Un homme et une femme s'installent en terrasse. Ils portent tous deux des vêtements discordants et désassortis, l'un avec des rayures horizontales, l'autre avec une savante composition d'obliques et de verticales.
- Je ne te comprends pas : nous arrivons dans un des plus beaux villages du monde et la première chose que tu fais c'est chercher une pharmacie.
- J'ai peur d'avoir une rage de dents, comme la dernière fois.
- Ah non, tu ne vas pas recommencer ! Dos cañas, por favor. Tu n'as toujours pas mis le pied chez le dentiste, I suppose ?
- ...
- A chaque fois qu'on part en vacances tu as le cric ou le crac. Je vais finir par croire que tu le fais exprès pour gâcher les meilleurs moments ! Repérer la pharmacie avant LE petit bar à tapas pour tout à l'heure, c'est vraiment pousser loin l'hypocondrie !
- JE NE SUIS PAS HYPOCONDRIAQUE ! Tu sais bien que je ne suis pas fragile, la preuve, je ne suis jamais malade. D'ailleurs, le médecin me l'a bien dit la semaine dernière...
- Effectivement, tu peux te réjouir de ta belle santé ! Le seul problème, c'est que tu as toujours quelque chose qui ne va pas.
- Tu exagères, je suis juste un peu fragile des reins. Dès que je prends une mauvaise position, je me coince. Et le rhume des foins, tu ne vas quand même pas dire que c'est de ma faute ! Il m'a donné quelque chose pour dormir et il a dit que si ça n'allait pas, je pourrais revenir le voir.
- Non, j'y crois pas !!!
- Je ne sais pas si je vais supporter cette chaleur. Tu comprends, je ne dors que cinq heures par nuit. Cinq heures, tu te rends compte ? C'est trop peu, à mon âge !
- Eh bien, heureusement que nous ne dormons plus ensemble ! Je me demande s'il y a des moustiques ici.
- Des moustiques ? Tu crois qu'il y a des moustiques ?

Thé au Tibet

"Nous buvons du thé, encore du thé et toujours du thé. J'apprends que la meilleure eau pour le thé vient d'un glacier ; elle passe à travers le feuillage et dans le sol avant de s'amasser dans un réservoir. Au bout de trois ans, l'eau est versée dans un récipient de porcelaine avec quelques feuilles de thé. Quand les feuilles s'ouvrent, le thé est prêt. L'arôme d'un seul bol peut parfumer une maison entière."

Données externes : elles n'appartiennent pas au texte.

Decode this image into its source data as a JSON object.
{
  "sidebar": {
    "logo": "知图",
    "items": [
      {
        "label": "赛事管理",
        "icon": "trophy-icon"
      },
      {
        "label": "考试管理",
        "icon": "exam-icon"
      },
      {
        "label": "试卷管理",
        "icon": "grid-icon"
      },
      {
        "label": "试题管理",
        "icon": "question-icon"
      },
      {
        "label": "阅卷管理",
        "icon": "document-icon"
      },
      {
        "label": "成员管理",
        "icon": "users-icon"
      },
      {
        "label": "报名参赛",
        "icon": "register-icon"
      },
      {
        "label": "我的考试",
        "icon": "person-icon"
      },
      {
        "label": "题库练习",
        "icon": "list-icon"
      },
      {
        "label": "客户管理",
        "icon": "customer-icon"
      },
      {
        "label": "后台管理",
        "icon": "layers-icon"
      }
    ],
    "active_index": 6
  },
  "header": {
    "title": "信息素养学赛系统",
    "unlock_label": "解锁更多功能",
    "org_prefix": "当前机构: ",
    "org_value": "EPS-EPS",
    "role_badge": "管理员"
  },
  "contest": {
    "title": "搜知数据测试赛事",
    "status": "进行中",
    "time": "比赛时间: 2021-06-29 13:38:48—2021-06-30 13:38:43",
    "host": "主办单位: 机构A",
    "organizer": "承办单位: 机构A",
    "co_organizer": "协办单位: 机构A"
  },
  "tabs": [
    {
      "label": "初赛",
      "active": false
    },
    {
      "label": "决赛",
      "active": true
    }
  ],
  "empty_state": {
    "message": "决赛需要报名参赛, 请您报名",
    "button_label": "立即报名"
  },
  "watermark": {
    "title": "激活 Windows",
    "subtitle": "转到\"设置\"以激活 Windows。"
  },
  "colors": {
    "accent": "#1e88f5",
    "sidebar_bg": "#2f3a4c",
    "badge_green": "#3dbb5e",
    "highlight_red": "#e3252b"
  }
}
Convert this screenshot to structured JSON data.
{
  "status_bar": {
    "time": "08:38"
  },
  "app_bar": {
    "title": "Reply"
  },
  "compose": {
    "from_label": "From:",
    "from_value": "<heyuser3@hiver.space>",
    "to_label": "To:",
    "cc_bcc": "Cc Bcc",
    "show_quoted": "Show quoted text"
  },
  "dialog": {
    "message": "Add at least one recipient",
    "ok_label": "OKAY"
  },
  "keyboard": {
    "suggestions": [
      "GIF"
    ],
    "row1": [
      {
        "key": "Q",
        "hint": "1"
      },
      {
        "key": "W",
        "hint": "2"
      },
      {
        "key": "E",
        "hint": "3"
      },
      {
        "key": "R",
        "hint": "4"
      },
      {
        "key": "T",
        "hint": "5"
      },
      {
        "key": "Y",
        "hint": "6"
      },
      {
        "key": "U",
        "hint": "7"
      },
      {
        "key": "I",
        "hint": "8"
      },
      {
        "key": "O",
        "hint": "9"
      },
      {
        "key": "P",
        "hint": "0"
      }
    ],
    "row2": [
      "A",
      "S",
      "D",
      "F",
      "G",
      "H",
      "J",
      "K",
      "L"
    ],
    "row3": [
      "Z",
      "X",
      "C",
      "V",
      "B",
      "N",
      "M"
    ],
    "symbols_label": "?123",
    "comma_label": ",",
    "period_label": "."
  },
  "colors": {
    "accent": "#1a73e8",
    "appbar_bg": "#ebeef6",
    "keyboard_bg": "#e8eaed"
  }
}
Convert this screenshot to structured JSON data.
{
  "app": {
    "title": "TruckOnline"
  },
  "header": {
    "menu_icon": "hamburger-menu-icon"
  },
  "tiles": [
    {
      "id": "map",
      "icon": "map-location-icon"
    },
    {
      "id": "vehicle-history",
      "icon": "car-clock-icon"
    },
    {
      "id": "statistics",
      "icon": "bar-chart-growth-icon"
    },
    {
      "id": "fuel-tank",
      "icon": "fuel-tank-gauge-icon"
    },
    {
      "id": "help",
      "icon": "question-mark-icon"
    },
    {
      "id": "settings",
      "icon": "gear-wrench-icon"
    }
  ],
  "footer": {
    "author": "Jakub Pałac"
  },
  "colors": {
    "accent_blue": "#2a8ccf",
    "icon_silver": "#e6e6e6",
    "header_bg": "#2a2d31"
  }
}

Peter Sis, Le Tibet : les secrets d'une boîte rouge (Grasset Jeunesse, 1998) - traduit de l'anglais par Alice Marchand

jeudi 3 juillet 2008

Marcher en zigzag

A l'occasion d'une escapade trop rapide en Catalogne, j'ai découvert le livre de Christophe Lamoure, Petite philosophie du marcheur (Milan, 2007) et j'ai particulièrement été touchée par le passage ci-dessous :

"Le trajet le plus court - outre qu'il répond à un souci qui n'est pas celui du marcheur : arriver le plus tôt possible - est en montagne le trajet de l'épuisement et de l'échec. La ligne droite doit laisser place aux lacets : marcher en zigzag, c'est-à-dire en longeant la pente de droite à gauche et inversement, en ne s'élevant qu'un petit peu à chaque fois, permet de gagner les sommets. De légers détours par rapport à la voie rectiligne, loin d'être inutiles, rapprochent le montagnard de la cime, en rallongeant la distance qui l'en sépare. Savoir s'éloigner pour pouvoir se rapprocher, telle est la belle maxime qui s'écrit sous les pas du marcheur. Il ne griffe pas la pente d'un trait rageur qui part du pied du mont et va jusqu'à son sommet. Il corsète le mont d'une série de lacets qui l'étreignent délicatement et amoureusement."